Bonn ‐ 40 Tage hat Jesus in der Wüste verbracht und gefastet. Einfach war das nicht, immerhin war er den Versuchungen des Teufels ausgesetzt - und hat widerstanden. Auch unsere drei fastenden katholisch.de-Redakteure kennen Versuchungen und machen ihre ganz eigenen Erfahrungen damit. Im zweiten Teil des Fasten-Blogs erzählen sie, welchen Verlockungen sie ausgesetzt sind und ob es einfach oder vielleicht doch manchmal schwierig ist Nein zu sagen.

  • Teilen:

Fleisch

Für mich ist die größte Fasten-Versuchung, mich nicht versucht zu fühlen. Zum Wesen des Fastens gehört der Verzicht. Davon kann man sich natürlich herausgefordert fühlen. Während man sich einer Herausforderung stellt, kann man einer Versuchung aber nur erliegen.

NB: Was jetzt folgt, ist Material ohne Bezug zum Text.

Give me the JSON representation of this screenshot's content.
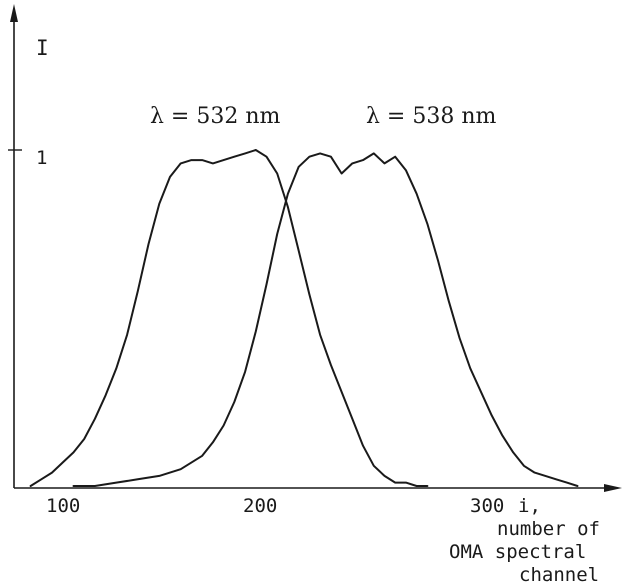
{
  "chart_data": {
    "type": "line",
    "ylabel": "I",
    "xlabel_lines": [
      "i,",
      "number of",
      "OMA spectral",
      "channel"
    ],
    "x_ticks": [
      "100",
      "200",
      "300"
    ],
    "y_ticks": [
      "1"
    ],
    "xlim": [
      90,
      350
    ],
    "ylim": [
      0,
      1.3
    ],
    "series": [
      {
        "name": "λ = 532 nm",
        "x": [
          90,
          95,
          100,
          105,
          110,
          115,
          120,
          125,
          130,
          135,
          140,
          145,
          150,
          155,
          160,
          165,
          170,
          175,
          180,
          185,
          190,
          195,
          200,
          205,
          210,
          215,
          220,
          225,
          230,
          235,
          240,
          245,
          250,
          255,
          260,
          265,
          270,
          275
        ],
        "y": [
          0.0,
          0.02,
          0.04,
          0.07,
          0.1,
          0.14,
          0.2,
          0.27,
          0.35,
          0.45,
          0.58,
          0.72,
          0.84,
          0.92,
          0.96,
          0.97,
          0.97,
          0.96,
          0.97,
          0.98,
          0.99,
          1.0,
          0.98,
          0.93,
          0.83,
          0.7,
          0.57,
          0.45,
          0.36,
          0.28,
          0.2,
          0.12,
          0.06,
          0.03,
          0.01,
          0.01,
          0.0,
          0.0
        ]
      },
      {
        "name": "λ = 538 nm",
        "x": [
          110,
          120,
          130,
          140,
          150,
          160,
          170,
          175,
          180,
          185,
          190,
          195,
          200,
          205,
          210,
          215,
          220,
          225,
          230,
          235,
          240,
          245,
          250,
          255,
          260,
          265,
          270,
          275,
          280,
          285,
          290,
          295,
          300,
          305,
          310,
          315,
          320,
          325,
          330,
          335,
          340,
          345
        ],
        "y": [
          0.0,
          0.0,
          0.01,
          0.02,
          0.03,
          0.05,
          0.09,
          0.13,
          0.18,
          0.25,
          0.34,
          0.46,
          0.6,
          0.75,
          0.87,
          0.95,
          0.98,
          0.99,
          0.98,
          0.93,
          0.96,
          0.97,
          0.99,
          0.96,
          0.98,
          0.94,
          0.87,
          0.78,
          0.67,
          0.55,
          0.44,
          0.35,
          0.28,
          0.21,
          0.15,
          0.1,
          0.06,
          0.04,
          0.03,
          0.02,
          0.01,
          0.0
        ]
      }
    ]
  }
}
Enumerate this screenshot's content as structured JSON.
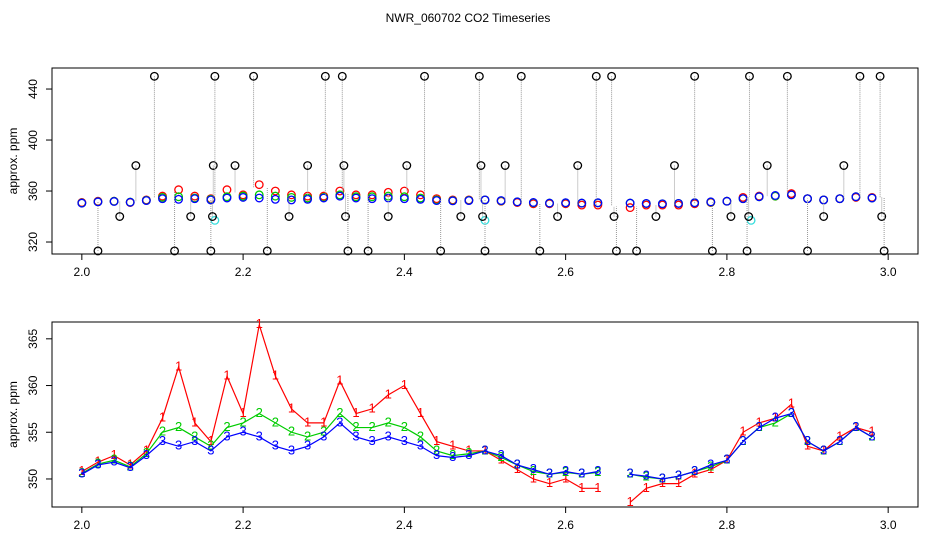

Ich verzichte während der Fastenzeit darauf, Fleisch zu essen. Das kann in unserer Versorgungsgesellschaft ein tatsächlicher Verzicht sein. Es ist selbstverständlich, zu jeder Tages- und Nachtzeit Fleisch essen zu können. Unser persönlicher und gesellschaftlicher Wohlstand ermöglicht uns das. Allerdings ist es genauso unproblematisch, sich fleischfrei zu ernähren. Jedes Restaurant hat vegetarische Gerichte auf der Karte, jeder Supermarkt hat ständig frisches Obst und Gemüse im Angebot und wer es wollte, könnte sogar Gemüse-Kebab essen. Der bloße Verzicht auf Fleisch ist gar nicht so schwer. Dieses Fastenopfer ist keine wirkliche Herausforderung, welche Versuchung sollte ich dann noch spüren?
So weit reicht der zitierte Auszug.